Wang, Jun; Xu, Guan-Cheng; Zhang, Yan-Ping; Luo, Hua-Ying; Li, Jin-Yao; Zhang, Li; Jia, Dian-Zeng published the artcile< Copper(II) complexes with 4-acyl pyrazolone derivatives and diimine coligands: synthesis, structural characterization, DNA binding and antitumor activity>, Product Details of C10H8N2, the main research area is antitumor agent copper dipyridyl pyrazolone salicylidene derived complex; crystal structure copper dipyridyl pyrazolone salicylidene derived complex preparation; electrochem redox potential copper dipyridyl pyrazolone salicylidene derived complex.

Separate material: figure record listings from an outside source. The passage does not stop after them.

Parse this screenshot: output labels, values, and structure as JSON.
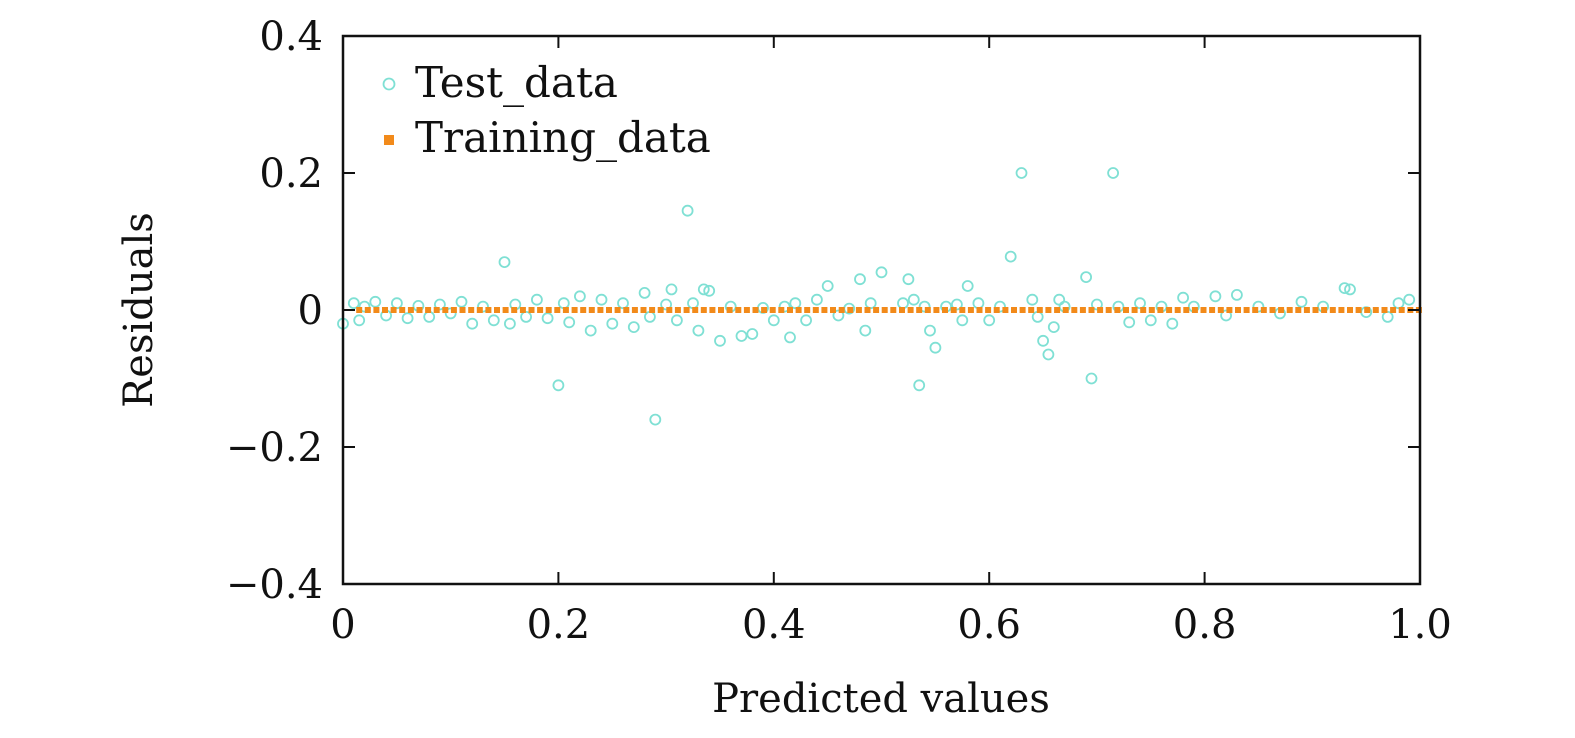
{
  "chart_data": {
    "type": "scatter",
    "title": "",
    "xlabel": "Predicted values",
    "ylabel": "Residuals",
    "xlim": [
      0,
      1.0
    ],
    "ylim": [
      -0.4,
      0.4
    ],
    "x_ticks": [
      0,
      0.2,
      0.4,
      0.6,
      0.8,
      1.0
    ],
    "x_tick_labels": [
      "0",
      "0.2",
      "0.4",
      "0.6",
      "0.8",
      "1.0"
    ],
    "y_ticks": [
      -0.4,
      -0.2,
      0,
      0.2,
      0.4
    ],
    "y_tick_labels": [
      "−0.4",
      "−0.2",
      "0",
      "0.2",
      "0.4"
    ],
    "legend_position": "top-left",
    "grid": false,
    "series": [
      {
        "name": "Test_data",
        "marker": "open-circle",
        "color": "#7fe0d4",
        "points": [
          [
            0.0,
            -0.02
          ],
          [
            0.01,
            0.01
          ],
          [
            0.015,
            -0.015
          ],
          [
            0.02,
            0.005
          ],
          [
            0.03,
            0.012
          ],
          [
            0.04,
            -0.008
          ],
          [
            0.05,
            0.01
          ],
          [
            0.06,
            -0.012
          ],
          [
            0.07,
            0.006
          ],
          [
            0.08,
            -0.01
          ],
          [
            0.09,
            0.008
          ],
          [
            0.1,
            -0.005
          ],
          [
            0.11,
            0.012
          ],
          [
            0.12,
            -0.02
          ],
          [
            0.13,
            0.005
          ],
          [
            0.14,
            -0.015
          ],
          [
            0.15,
            0.07
          ],
          [
            0.155,
            -0.02
          ],
          [
            0.16,
            0.008
          ],
          [
            0.17,
            -0.01
          ],
          [
            0.18,
            0.015
          ],
          [
            0.19,
            -0.012
          ],
          [
            0.2,
            -0.11
          ],
          [
            0.205,
            0.01
          ],
          [
            0.21,
            -0.018
          ],
          [
            0.22,
            0.02
          ],
          [
            0.23,
            -0.03
          ],
          [
            0.24,
            0.015
          ],
          [
            0.25,
            -0.02
          ],
          [
            0.26,
            0.01
          ],
          [
            0.27,
            -0.025
          ],
          [
            0.28,
            0.025
          ],
          [
            0.285,
            -0.01
          ],
          [
            0.29,
            -0.16
          ],
          [
            0.3,
            0.008
          ],
          [
            0.305,
            0.03
          ],
          [
            0.31,
            -0.015
          ],
          [
            0.32,
            0.145
          ],
          [
            0.325,
            0.01
          ],
          [
            0.33,
            -0.03
          ],
          [
            0.335,
            0.03
          ],
          [
            0.34,
            0.028
          ],
          [
            0.35,
            -0.045
          ],
          [
            0.36,
            0.005
          ],
          [
            0.37,
            -0.038
          ],
          [
            0.38,
            -0.035
          ],
          [
            0.39,
            0.003
          ],
          [
            0.4,
            -0.015
          ],
          [
            0.41,
            0.005
          ],
          [
            0.415,
            -0.04
          ],
          [
            0.42,
            0.01
          ],
          [
            0.43,
            -0.015
          ],
          [
            0.44,
            0.015
          ],
          [
            0.45,
            0.035
          ],
          [
            0.46,
            -0.008
          ],
          [
            0.47,
            0.002
          ],
          [
            0.48,
            0.045
          ],
          [
            0.485,
            -0.03
          ],
          [
            0.49,
            0.01
          ],
          [
            0.5,
            0.055
          ],
          [
            0.52,
            0.01
          ],
          [
            0.525,
            0.045
          ],
          [
            0.53,
            0.015
          ],
          [
            0.535,
            -0.11
          ],
          [
            0.54,
            0.005
          ],
          [
            0.545,
            -0.03
          ],
          [
            0.55,
            -0.055
          ],
          [
            0.56,
            0.005
          ],
          [
            0.57,
            0.008
          ],
          [
            0.575,
            -0.015
          ],
          [
            0.58,
            0.035
          ],
          [
            0.59,
            0.01
          ],
          [
            0.6,
            -0.015
          ],
          [
            0.61,
            0.005
          ],
          [
            0.62,
            0.078
          ],
          [
            0.63,
            0.2
          ],
          [
            0.64,
            0.015
          ],
          [
            0.645,
            -0.01
          ],
          [
            0.65,
            -0.045
          ],
          [
            0.655,
            -0.065
          ],
          [
            0.66,
            -0.025
          ],
          [
            0.665,
            0.015
          ],
          [
            0.67,
            0.005
          ],
          [
            0.69,
            0.048
          ],
          [
            0.695,
            -0.1
          ],
          [
            0.7,
            0.008
          ],
          [
            0.715,
            0.2
          ],
          [
            0.72,
            0.005
          ],
          [
            0.73,
            -0.018
          ],
          [
            0.74,
            0.01
          ],
          [
            0.75,
            -0.015
          ],
          [
            0.76,
            0.005
          ],
          [
            0.77,
            -0.02
          ],
          [
            0.78,
            0.018
          ],
          [
            0.79,
            0.005
          ],
          [
            0.81,
            0.02
          ],
          [
            0.82,
            -0.008
          ],
          [
            0.83,
            0.022
          ],
          [
            0.85,
            0.005
          ],
          [
            0.87,
            -0.005
          ],
          [
            0.89,
            0.012
          ],
          [
            0.91,
            0.005
          ],
          [
            0.93,
            0.032
          ],
          [
            0.935,
            0.03
          ],
          [
            0.95,
            -0.003
          ],
          [
            0.97,
            -0.01
          ],
          [
            0.98,
            0.01
          ],
          [
            0.99,
            0.015
          ]
        ]
      },
      {
        "name": "Training_data",
        "marker": "filled-square",
        "color": "#f28a1a",
        "x_start": 0.015,
        "x_end": 1.0,
        "x_step": 0.008,
        "y": 0.0
      }
    ]
  }
}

Three mixed-ligand Cu(II) complexes [Cu(L)(bpy)] (1), [Cu(L)(phen)] (2) and [Cu(L)(dpq)]·CHCl3 (3) have been synthesized and fully characterized, where H2L = N-(1-phenyl-3-methyl-4-(4-fluorobenzoyl)-5-pyrazolone)-2-salicylidene hydrazide, bpy = 2,2′-bipyridine, phen = 1,10-phenanthroline and dpq = dipyrido[3,2-d:2′,3′-f]quinoxaline. Single crystal x-ray diffraction anal. revealed that complexes 1-3 have mononuclear structure and the Cu(II) ions are located in a five-coordinated distorted square pyramidal geometry. The interaction of the compounds with herring sperm DNA has been studied by absorption titration, ethidium bromide displacement experiments and electrochem. studies. All the compounds could interact intercalatively with DNA, and complex 3 shows the highest DNA binding ability, followed by 2, 1 and H2L. Complexes 1-3 exhibit excellent cytotoxicity against cervical cancer HeLa cells and human esophageal cancer Eca-109 cells. Complex 3 displays the best activity for both cancer cell lines, and the IC50 values are 4.37 ± 0.08 μM and 3.68 ± 0.14 μM for HeLa and Eca-109 cells, resp., which are ∼13 times lower than that of the com. antitumor drug cisplatin. Moreover, complex 3 dose-dependently induces Eca-109 cell apoptosis characterized by nuclear morphol. changes and increased Annexin V+ cells, suggesting that complex 3 inhibited the proliferation of Eca-109 cells by induction of apoptosis. In conclusion, the mixed-ligand complex 3 might be a potential antitumor drug.
New Journal of Chemistry published new progress about Antitumor agents. 366-18-7 belongs to class pyridine-derivatives, and the molecular formula is C10H8N2, Product Details of C10H8N2.